AUTHOR

POSITION

TIME

LOCATION

SOUKITA

44.7232° N, 11.1018° E

04.03.26, 12:02PM

RAVARINO, IT

LOOKING BACK AT STONE ISLAND MARINA

LOOKING BACK AT STONE ISLAND MARINA

From early marine codes to present-day fabrication, Marina remains one of Stone Island’s clearest studies in utility as image.

Stone Island began in 1982 with Tela Stella. Developed by Massimo Osti from a heavy cotton canvas inspired by military tarpaulin, the fabric was resin-printed in contrasting colours and put through an extended wash. The result was rugged, weathered, and highly durable. It also established the brand early on: a focus on technical treatment, functional source materials, and garments that retained some trace of their origins.


That foundation was maritime from the start. The name “Stone Island,” drawn from the novels of Joseph Conrad and selected by Osti and his wife, Daniela Facchinato, brought in a world of navigation, distance, and protection. The compass badge, first seen on the inaugural Tela Stella jacket, gave that world a fixed symbol. Stone Island was never built through fabric alone. The fabric came with its own atmosphere.

01 Vogue L'Uomo, 1984.

01 Vogue L'Uomo, 1984.

02 Per Lui, Spring/Summer 1984

02 Per Lui, Spring/Summer 1984

Carlo Rivetti joined in 1983 and helped carry that foundation forward. First alongside Osti, then beyond him, he kept the brand centered on research, dyeing, function, and product development. As Stone Island grew, it did so without losing the experimental discipline that had shaped it at the start.


Stone Island Marina appeared that same year. It did not introduce a new idea so much as bring one part of the brand into sharper focus. What had already been there in the name, the badge, and the early outerwear became more direct through sailing jackets, striped knits, marine graphics, resistant shells, and hardware that felt drawn from deck clothing rather than added afterward. By Spring/Summer 1984, Marina had already established a distinct vocabulary through foldaway hoods, coated surfaces, and nautical insignia that remained central to the line.

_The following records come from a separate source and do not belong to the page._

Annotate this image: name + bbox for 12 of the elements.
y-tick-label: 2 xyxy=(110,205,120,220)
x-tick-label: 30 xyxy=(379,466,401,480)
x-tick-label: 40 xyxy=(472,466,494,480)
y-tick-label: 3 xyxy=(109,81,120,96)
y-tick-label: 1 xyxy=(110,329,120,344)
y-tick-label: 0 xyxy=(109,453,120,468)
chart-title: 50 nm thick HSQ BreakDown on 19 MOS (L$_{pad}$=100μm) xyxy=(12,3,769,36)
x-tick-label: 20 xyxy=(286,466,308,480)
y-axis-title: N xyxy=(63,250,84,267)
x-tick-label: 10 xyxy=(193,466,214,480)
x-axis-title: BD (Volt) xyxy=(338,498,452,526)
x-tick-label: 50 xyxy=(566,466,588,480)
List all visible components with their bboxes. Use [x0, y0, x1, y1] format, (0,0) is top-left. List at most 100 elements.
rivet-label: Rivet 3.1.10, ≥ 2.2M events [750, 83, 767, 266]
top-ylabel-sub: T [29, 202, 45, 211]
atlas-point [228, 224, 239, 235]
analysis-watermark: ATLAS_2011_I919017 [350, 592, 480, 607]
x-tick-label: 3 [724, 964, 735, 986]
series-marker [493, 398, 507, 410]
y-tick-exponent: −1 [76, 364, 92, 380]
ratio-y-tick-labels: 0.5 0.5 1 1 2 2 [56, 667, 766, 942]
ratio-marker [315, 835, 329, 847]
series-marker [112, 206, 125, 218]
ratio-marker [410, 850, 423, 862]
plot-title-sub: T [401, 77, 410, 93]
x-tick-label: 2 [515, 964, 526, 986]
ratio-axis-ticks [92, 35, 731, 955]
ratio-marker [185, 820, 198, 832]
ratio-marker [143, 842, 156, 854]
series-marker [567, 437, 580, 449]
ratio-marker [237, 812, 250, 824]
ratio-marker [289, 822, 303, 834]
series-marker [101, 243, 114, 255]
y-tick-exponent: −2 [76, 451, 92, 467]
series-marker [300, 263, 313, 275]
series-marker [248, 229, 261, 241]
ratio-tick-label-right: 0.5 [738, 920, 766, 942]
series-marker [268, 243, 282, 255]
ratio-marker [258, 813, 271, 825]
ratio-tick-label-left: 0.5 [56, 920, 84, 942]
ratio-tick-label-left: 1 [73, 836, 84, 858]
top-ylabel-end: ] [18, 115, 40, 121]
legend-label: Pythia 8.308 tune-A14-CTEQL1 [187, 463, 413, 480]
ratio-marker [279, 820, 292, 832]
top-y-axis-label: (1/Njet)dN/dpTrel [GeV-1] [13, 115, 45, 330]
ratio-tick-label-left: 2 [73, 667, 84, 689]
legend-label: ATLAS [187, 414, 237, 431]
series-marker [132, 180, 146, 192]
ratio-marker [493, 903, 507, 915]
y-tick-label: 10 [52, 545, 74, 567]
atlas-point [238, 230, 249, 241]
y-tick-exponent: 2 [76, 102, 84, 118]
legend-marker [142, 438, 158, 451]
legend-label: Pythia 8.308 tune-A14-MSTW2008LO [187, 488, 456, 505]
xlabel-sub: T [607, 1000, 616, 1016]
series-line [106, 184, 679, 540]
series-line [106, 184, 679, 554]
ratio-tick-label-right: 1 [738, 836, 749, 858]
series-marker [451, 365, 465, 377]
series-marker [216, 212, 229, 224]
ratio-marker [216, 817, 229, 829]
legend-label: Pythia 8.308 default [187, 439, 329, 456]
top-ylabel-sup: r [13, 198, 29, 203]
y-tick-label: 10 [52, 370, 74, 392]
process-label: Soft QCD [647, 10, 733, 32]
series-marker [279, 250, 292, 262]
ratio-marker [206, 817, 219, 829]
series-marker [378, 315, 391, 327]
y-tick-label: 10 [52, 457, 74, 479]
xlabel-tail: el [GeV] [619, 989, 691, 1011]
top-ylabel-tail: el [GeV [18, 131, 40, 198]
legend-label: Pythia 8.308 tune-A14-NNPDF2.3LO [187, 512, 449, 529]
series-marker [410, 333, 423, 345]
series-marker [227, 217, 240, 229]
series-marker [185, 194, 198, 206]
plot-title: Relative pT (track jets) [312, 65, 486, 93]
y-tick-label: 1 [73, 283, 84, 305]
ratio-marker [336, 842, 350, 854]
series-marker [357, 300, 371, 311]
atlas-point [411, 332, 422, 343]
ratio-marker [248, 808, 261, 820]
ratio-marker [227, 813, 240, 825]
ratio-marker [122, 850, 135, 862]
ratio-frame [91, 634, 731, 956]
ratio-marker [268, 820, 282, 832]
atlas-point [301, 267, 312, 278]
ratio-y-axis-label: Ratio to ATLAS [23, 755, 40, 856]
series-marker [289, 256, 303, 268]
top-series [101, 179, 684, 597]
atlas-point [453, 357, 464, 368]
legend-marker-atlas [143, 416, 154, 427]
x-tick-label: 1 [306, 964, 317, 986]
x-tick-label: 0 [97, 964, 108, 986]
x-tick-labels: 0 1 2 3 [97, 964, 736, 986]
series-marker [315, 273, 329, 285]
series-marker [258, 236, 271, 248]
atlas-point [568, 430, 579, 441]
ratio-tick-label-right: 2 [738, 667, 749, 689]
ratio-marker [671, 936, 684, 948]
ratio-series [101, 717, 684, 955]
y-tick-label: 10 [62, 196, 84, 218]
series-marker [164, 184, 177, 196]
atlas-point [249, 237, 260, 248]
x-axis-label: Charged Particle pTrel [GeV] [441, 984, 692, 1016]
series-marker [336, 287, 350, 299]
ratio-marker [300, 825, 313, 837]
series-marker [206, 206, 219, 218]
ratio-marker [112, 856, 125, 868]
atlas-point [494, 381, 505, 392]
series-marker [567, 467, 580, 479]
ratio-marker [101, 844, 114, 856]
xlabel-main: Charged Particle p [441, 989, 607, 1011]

"Our approach is closer to industrial design than fashion."

— Carlo Rivetti

Claudia Bergamini, Stone Island Garment Dyed Jacket Process, 2016.

Claudia Bergamini, Stone Island Garment Dyed Jacket Process, 2016.

Massimo Osti sailing his Swan 65, 1980

Massimo Osti sailing his Swan 65, 1980

From the beginning, Marina was more than a themed offshoot. It was built through construction. The line treated sailing as a practical system of weather protection, fastening, and visibility. That remained true in the Marina collections of the early 2010s, which moved through glow effects, graphic jerseys, outerwear, and lighter technical pieces without losing their marine identity. One of the clearest examples from that period is TELA_MARINA-R, which reworked Tela Stella through a more technical construction while keeping key Marina details in place, including a foldable hood, luminescent elements, and a glow-in-the-dark Marina print.

01 Per Lui, March 1987

02 Luminescent Jacket, 2022

01 Per Lui, March 1987

02 Luminescent Jacket, 2022

From the beginning, Marina was more than a themed offshoot. It was built through construction. The line treated sailing as a practical system of weather protection, fastening, and visibility. That remained true in the Marina collections of the early 2010s, which moved through glow effects, graphic jerseys, outerwear, and lighter technical pieces without losing their marine identity. One of the clearest examples from that period is TELA_MARINA-R, which reworked Tela Stella through a more technical construction while keeping key Marina details in place, including a foldable hood, luminescent elements, and a glow-in-the-dark Marina print.

Spring/Summer 2026 brings that history forward. The collection centers on a garment-dyed nylon-cotton sailing jacket with a foldable hood, rubber closures, and wooden pulls that recall Marina’s early years. A coach jacket in nylon-cotton panama weave uses double-dye recipes to bring out the texture and is treated for anti-drop performance, while a micro-brushed nylon hooded jacket adds a reflective Marina print at the lower back, a double-layer hood, and angled welt pockets.


The sailing jacket brings that continuity into focus. Its hood folds into the collar, the pockets use triangular flaps and rubberized button details, and the front closes with a two-way zip under a placket finished with snaps and rubberized closures. Marina remains true to its heritage, translating marine materials, fastenings, and functional design principles into clothing rather than using the sea as a stylistic mood.

Marina is not a marginal line within Stone Island’s history, but one of the clearest expressions of the brand’s long-standing approach to material, function, and technical construction. More than simply revisiting maritime imagery, it shows how deeply that vocabulary has been embedded in Stone Island from the beginning.